The TTSUI will be used for selecting some candidate undesirable time blocks that need to be replaced to create a better child solution. This means that, at first, the TTSUI of all time steps of each solution is calculated. Then TTSUIs are used as PI values to create the cumulative PI vector. This new cumulative PI vector will be used in the roulette wheel method (without replacement) to select time blocks with high TTSUI that are good candidates for replacement. Sampling with the roulette wheel method without replacement prevents a time block of the selected pump schedule to be selected multiple times for the replacement.
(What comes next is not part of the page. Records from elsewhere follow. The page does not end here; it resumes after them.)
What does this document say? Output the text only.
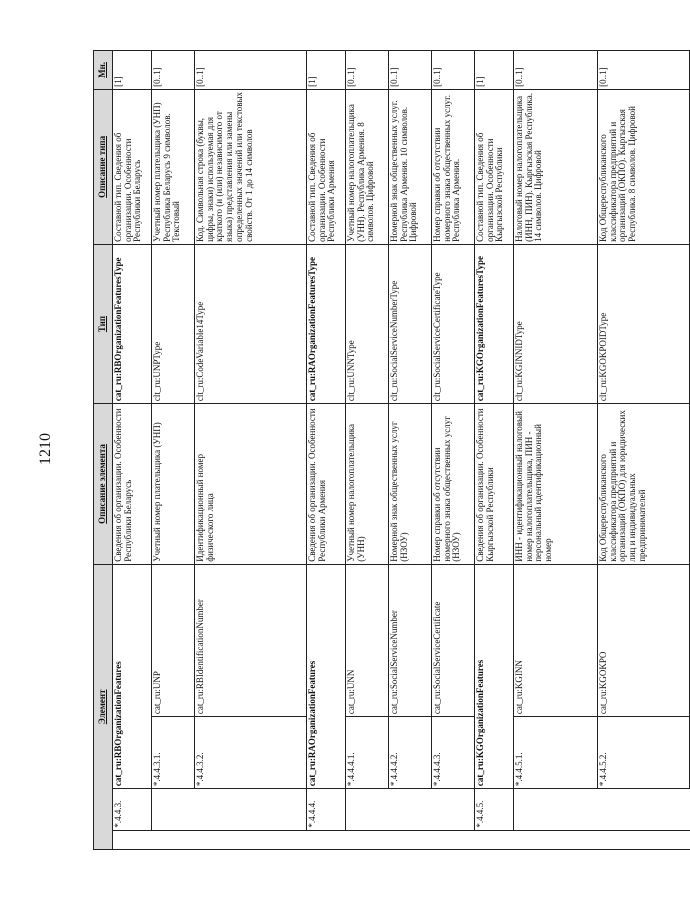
1210
Элемент				Описание элемента	Тип	Описание типа	Мн.
	*.4.4.3.	cat_ru:RBOrganizationFeatures		Сведения об организации. Особенности Республики Беларусь	cat_ru:RBOrganizationFeaturesType	Составной тип. Сведения об организации. Особенности Республики Беларусь	[1]
		*.4.4.3.1.	cat_ru:UNP	Учетный номер плательщика (УНП)	clt_ru:UNPType	Учетный номер плательщика (УНП) Республика Беларусь 9 символов. Текстовый	[0..1]
		*.4.4.3.2.	cat_ru:RBIdentificationNumber	Идентификационный номер физического лица	clt_ru:CodeVariable14Type	Код. Символьная строка (буквы, цифры, знаки) используемая для краткого (и (или) независимого от языка) представления или замены определенных значений или текстовых свойств. От 1 до 14 символов	[0..1]
	*.4.4.4.	cat_ru:RAOrganizationFeatures		Сведения об организации. Особенности Республики Армения	cat_ru:RAOrganizationFeaturesType	Составной тип. Сведения об организации. Особенности Республики Армения	[1]
		*.4.4.4.1.	cat_ru:UNN	Учетный номер налогоплательщика (УНН)	clt_ru:UNNType	Учетный номер налогоплательщика (УНН). Республика Армения. 8 символов. Цифровой	[0..1]
		*.4.4.4.2.	cat_ru:SocialServiceNumber	Номерной знак общественных услуг (НЗОУ)	clt_ru:SocialServiceNumberType	Номерной знак общественных услуг. Республика Армения. 10 символов. Цифровой	[0..1]
		*.4.4.4.3.	cat_ru:SocialServiceCertificate	Номер справки об отсутствии номерного знака общественных услуг (НЗОУ)	clt_ru:SocialServiceCertificateType	Номер справки об отсутствии номерного знака общественных услуг. Республика Армения.	[0..1]
	*.4.4.5.	cat_ru:KGOrganizationFeatures		Сведения об организации. Особенности Кыргызской Республики	cat_ru:KGOrganizationFeaturesType	Составной тип. Сведения об организации. Особенности Кыргызской Республики	[1]
		*.4.4.5.1.	cat_ru:KGINN	ИНН - идентификационный налоговый номер налогоплательщика, ПИН - персональный идентификационный номер	clt_ru:KGINNIDType	Налоговый номер налогоплательщика (ИНН, ПИН). Кыргызская Республика. 14 символов. Цифровой	[0..1]
		*.4.4.5.2.	cat_ru:KGOKPO	Код Общереспубликанского классификатора предприятий и организаций (ОКПО) для юридических лиц и индивидуальных предпринимателей	clt_ru:KGOKPOIDType	Код Общереспубликанского классификатора предприятий и организаций (ОКПО). Кыргызская Республика. 8 символов. Цифровой	[0..1]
Finally, after selecting the parent and selecting those time blocks that are undesirable, it is necessary to select better time step from other solutions to replace the undesirable time blocks. For doing this, we need to compare the same time block of all

solutions and rank solutions for each time step separately. PEPSO ranks time steps by using a combined factor that includes the rank of the solution in population and value of TTSUI of the same time step of each solution. The reciprocal of the rank of a solution will be added to the reciprocal of the TTSUI multiplied with a factor (by default, 15) to calculate PI of each solution for the time step (see Equation 11). By this method, the calculated PI includes the effect of both the desirability of the time step (reciprocal of TTSUI) and the rank of the solution. This means that to consider a time step of a pump schedule as a promising time step, we need to make sure that 1) the desirability of the time step is high, and 2) it comes from a high-rank solution (that means the time step can lead to a good solution when combined with other time steps of a pump schedule). It should be noted that the multiplier of 15 for the desirability part of formula puts the main emphasis on the desirability instead of the solution rank. PI of each time step of each solution will be added to the PI of the same time block of other solutions to create the cumulative PI vector of the time block. This cumulative PI vector will be used for selecting the solution that has the most promising time step by using the roulette wheel technique with replacement. The time step of the selected promising solution will replace the undesirable time step of a parent to form a better child.

PI of the Time Step of the Solution = (1 / Rank of the solution) + 15 × (1 / TTSUI) Equation 11

By using this customized crossover technique, each parent generates one child that is mainly created from the one parent but may have some time blocks from other solutions. The focus of this crossover technique is on improving the solution condition by changing some time blocks of the pump schedule (columns), and it will not affect a row (the whole operation plan of a single pump) or a cell of pump schedule individually.

The number of parents involved in each iteration and number of time steps that need to be replaced can be defined by users. The first value that users define is the crossover percentage, which defines the percentage of the solution in the population which should be selected as parents. The second crossover parameter that users define is the crossover rate, which represents the percentage of the number of time steps of a solution that should be replaced with the similar time steps of other solutions. Both of these parameters can vary between 0 and 100%. By default, they are both set to 50%. This means that during each optimization iteration, by default, 50% of solutions will be selected as parents and 50% of time blocks of each selected parent will be replaced with promising time block of other solutions. It should be noted that if users want to input this numbers via the user interface they can use percentage values. However, inside the PEPSO, these percentages will be changed to a number between 0 to 1, and if users want to change them by editing the project file manually, they should convert percentages to a number between 0 to 1.